Congress doesn't pass two budgets anymore, and reconciliation, like the filibuster, has expanded beyond its original purpose: it's been used to pass the Bush tax cuts and Reagan's tax increases, welfare reform, the Balanced Budget Acts of 1995 and 1997, the Children's Health Insurance Program and COBRA, and much more. Of the 21 reconciliation bills that have passed since 1981, 16 have been signed by Republican presidents. So the GOP's feigned astonishment that the maneuver might be used to pass a few fixes to health-care-reform legislation rings hollow.

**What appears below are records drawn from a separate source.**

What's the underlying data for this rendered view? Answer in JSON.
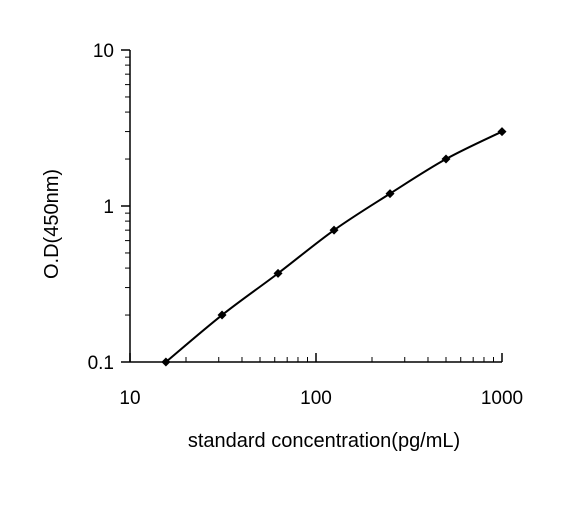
{
  "chart_data": {
    "type": "line",
    "title": "",
    "xlabel": "standard concentration(pg/mL)",
    "ylabel": "O.D(450nm)",
    "xscale": "log",
    "yscale": "log",
    "xlim": [
      10,
      1000
    ],
    "ylim": [
      0.1,
      10
    ],
    "xticks": [
      "10",
      "100",
      "1000"
    ],
    "yticks": [
      "0.1",
      "1",
      "10"
    ],
    "grid": false,
    "legend": "none",
    "markers": "diamond",
    "color": "#000000",
    "x": [
      15.6,
      31.25,
      62.5,
      125,
      250,
      500,
      1000
    ],
    "y": [
      0.1,
      0.2,
      0.37,
      0.7,
      1.2,
      2.0,
      3.0
    ]
  }
}
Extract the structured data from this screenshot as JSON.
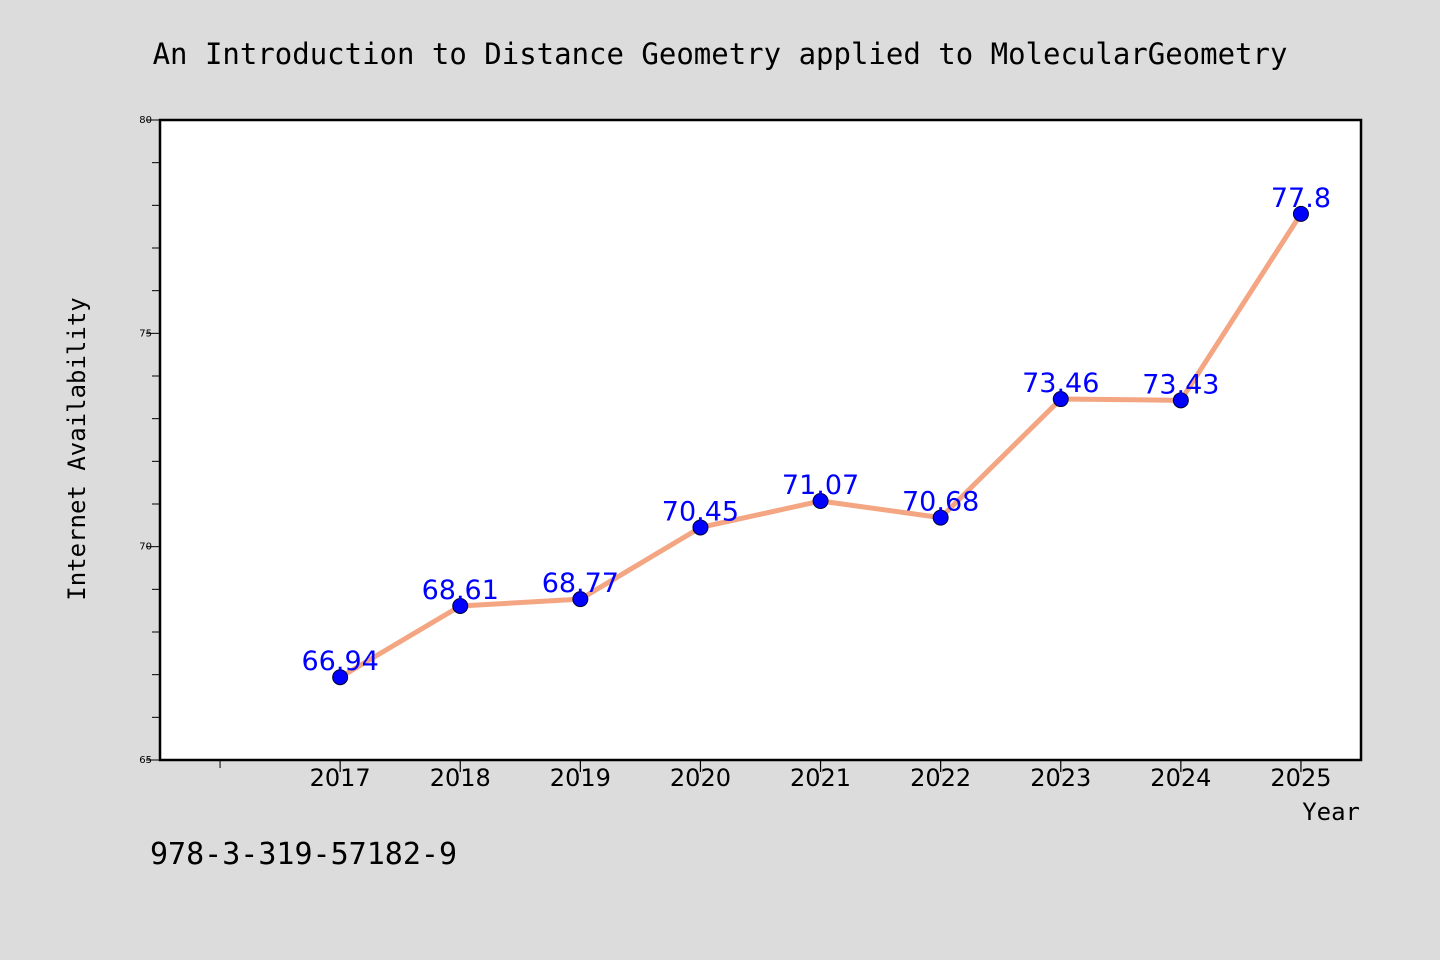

But reconciliation has its problems. It's limited to provisions with a direct impact on the federal budget, and a rule passed by the Democrats further limits it to laws that reduce the deficit (a response to Bush's using reconciliation for budget-busting tax cuts). That means that to activate reconciliation's 51-vote magic, legislators have to write specific bills that abide by the rules of reconciliation. That's fine for a tax change, but it wouldn't work for, say, regulating private insurers. Disagreements are settled by the Senate parliamentarian (the vice president can overrule, though that doesn't happen in practice).

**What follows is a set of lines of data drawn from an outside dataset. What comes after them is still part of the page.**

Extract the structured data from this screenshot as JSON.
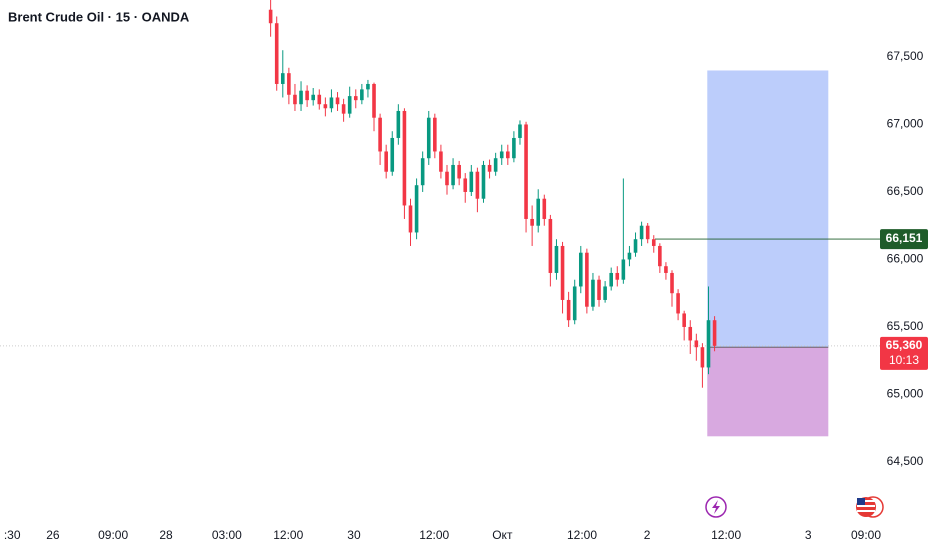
{
  "chart_data": {
    "type": "candlestick",
    "title": "Brent Crude Oil · 15 · OANDA",
    "x": [
      44.5,
      45.5,
      46.5,
      47.5,
      48.5,
      49.5,
      50.5,
      51.5,
      52.5,
      53.5,
      54.5,
      55.5,
      56.5,
      57.5,
      58.5,
      59.5,
      60.5,
      61.5,
      62.5,
      63.5,
      64.5,
      65.5,
      66.5,
      67.5,
      68.5,
      69.5,
      70.5,
      71.5,
      72.5,
      73.5,
      74.5,
      75.5,
      76.5,
      77.5,
      78.5,
      79.5,
      80.5,
      81.5,
      82.5,
      83.5,
      84.5,
      85.5,
      86.5,
      87.5,
      88.5,
      89.5,
      90.5,
      91.5,
      92.5,
      93.5,
      94.5,
      95.5,
      96.5,
      97.5,
      98.5,
      99.5,
      100.5,
      101.5,
      102.5,
      103.5,
      104.5,
      105.5,
      106.5,
      107.5,
      108.5,
      109.5,
      110.5,
      111.5,
      112.5,
      113.5,
      114.5,
      115.5,
      116.5,
      117.5
    ],
    "open": [
      67850,
      67750,
      67300,
      67380,
      67220,
      67150,
      67250,
      67180,
      67220,
      67150,
      67120,
      67200,
      67150,
      67080,
      67210,
      67180,
      67260,
      67300,
      67050,
      66800,
      66650,
      66900,
      67100,
      66400,
      66200,
      66550,
      66750,
      67050,
      66800,
      66650,
      66550,
      66700,
      66600,
      66500,
      66650,
      66450,
      66700,
      66650,
      66750,
      66800,
      66750,
      66900,
      67000,
      66300,
      66250,
      66450,
      66300,
      65900,
      66100,
      65700,
      65550,
      65800,
      66050,
      65650,
      65850,
      65700,
      65800,
      65900,
      65850,
      66000,
      66050,
      66150,
      66250,
      66150,
      66100,
      65950,
      65900,
      65750,
      65600,
      65500,
      65400,
      65350,
      65200,
      65550
    ],
    "high": [
      67950,
      67800,
      67550,
      67420,
      67300,
      67320,
      67290,
      67270,
      67260,
      67200,
      67260,
      67240,
      67190,
      67280,
      67260,
      67300,
      67330,
      67310,
      67080,
      66850,
      66950,
      67150,
      67120,
      66450,
      66600,
      66800,
      67100,
      67080,
      66850,
      66700,
      66750,
      66730,
      66640,
      66700,
      66680,
      66730,
      66740,
      66790,
      66850,
      66850,
      66950,
      67030,
      67020,
      66400,
      66520,
      66480,
      66330,
      66150,
      66130,
      65760,
      65850,
      66100,
      66080,
      65900,
      65880,
      65840,
      65940,
      65950,
      66600,
      66100,
      66200,
      66280,
      66270,
      66180,
      66120,
      65980,
      65920,
      65780,
      65620,
      65550,
      65450,
      65380,
      65800,
      65580
    ],
    "low": [
      67650,
      67250,
      67200,
      67150,
      67100,
      67100,
      67130,
      67140,
      67110,
      67060,
      67090,
      67100,
      67020,
      67050,
      67120,
      67150,
      67200,
      66950,
      66700,
      66600,
      66620,
      66850,
      66300,
      66100,
      66150,
      66500,
      66700,
      66750,
      66600,
      66480,
      66520,
      66550,
      66420,
      66470,
      66350,
      66420,
      66600,
      66620,
      66700,
      66700,
      66720,
      66850,
      66200,
      66100,
      66200,
      66250,
      65800,
      65850,
      65600,
      65500,
      65520,
      65750,
      65600,
      65620,
      65650,
      65680,
      65770,
      65800,
      65820,
      65950,
      66020,
      66100,
      66120,
      66050,
      65900,
      65850,
      65650,
      65550,
      65400,
      65300,
      65250,
      65050,
      65150,
      65320
    ],
    "close": [
      67750,
      67300,
      67380,
      67220,
      67150,
      67250,
      67180,
      67220,
      67150,
      67120,
      67200,
      67150,
      67080,
      67210,
      67180,
      67260,
      67300,
      67050,
      66800,
      66650,
      66900,
      67100,
      66400,
      66200,
      66550,
      66750,
      67050,
      66800,
      66650,
      66550,
      66700,
      66600,
      66500,
      66650,
      66450,
      66700,
      66650,
      66750,
      66800,
      66750,
      66900,
      67000,
      66300,
      66250,
      66450,
      66300,
      65900,
      66100,
      65700,
      65550,
      65800,
      66050,
      65650,
      65850,
      65700,
      65800,
      65900,
      65850,
      66000,
      66050,
      66150,
      66250,
      66150,
      66100,
      65950,
      65900,
      65750,
      65600,
      65500,
      65400,
      65350,
      65200,
      65550,
      65360
    ],
    "up_color": "#089981",
    "down_color": "#f23645",
    "xlim": [
      0,
      144.7
    ],
    "ylim": [
      64070,
      67922
    ],
    "xticks": [
      {
        "value": 2,
        "label": ":30"
      },
      {
        "value": 8.7,
        "label": "26"
      },
      {
        "value": 18.6,
        "label": "09:00"
      },
      {
        "value": 27.3,
        "label": "28"
      },
      {
        "value": 37.3,
        "label": "03:00"
      },
      {
        "value": 47.4,
        "label": "12:00"
      },
      {
        "value": 58.2,
        "label": "30"
      },
      {
        "value": 71.4,
        "label": "12:00"
      },
      {
        "value": 82.6,
        "label": "Окт"
      },
      {
        "value": 95.7,
        "label": "12:00"
      },
      {
        "value": 106.4,
        "label": "2"
      },
      {
        "value": 119.4,
        "label": "12:00"
      },
      {
        "value": 132.9,
        "label": "3"
      },
      {
        "value": 142.4,
        "label": "09:00"
      }
    ],
    "yticks": [
      {
        "value": 67500,
        "label": "67,500"
      },
      {
        "value": 67000,
        "label": "67,000"
      },
      {
        "value": 66500,
        "label": "66,500"
      },
      {
        "value": 66000,
        "label": "66,000"
      },
      {
        "value": 65500,
        "label": "65,500"
      },
      {
        "value": 65000,
        "label": "65,000"
      },
      {
        "value": 64500,
        "label": "64,500"
      }
    ],
    "horizontal_line": {
      "value": 66151,
      "label": "66,151",
      "x_start": 107.7,
      "color": "#1e5c2a"
    },
    "last_price": {
      "value": 65360,
      "label": "65,360",
      "countdown": "10:13",
      "color": "#f23645"
    },
    "position": {
      "x_start": 116.3,
      "x_end": 136.2,
      "target": 67400,
      "entry": 65350,
      "stop": 64690,
      "profit_color": "#bccdfb",
      "loss_color": "#d8a9e0"
    }
  }
}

This is the consequence of running the Senate by twisting the rules rather than following their spirit. It's not just that you have the 60-vote filibuster process competing against the 51-vote reconciliation process. It's that you have the Senate wasting days and weeks in cloture votes for doomed filibusters and rewriting legislation to conform to the odd limits of the reconciliation process. And as the minority becomes less responsible with the filibuster (and hoo boy, have minority Republicans become less responsible with the filibuster), the majority needs to use reconciliation more often.
Even a kid in civics class would recognize that this is all nuts. The Senate should eliminate the filibuster and budget reconciliation, and require either a 51- or 60-vote majority. Exploiting loopholes is no way to run a country.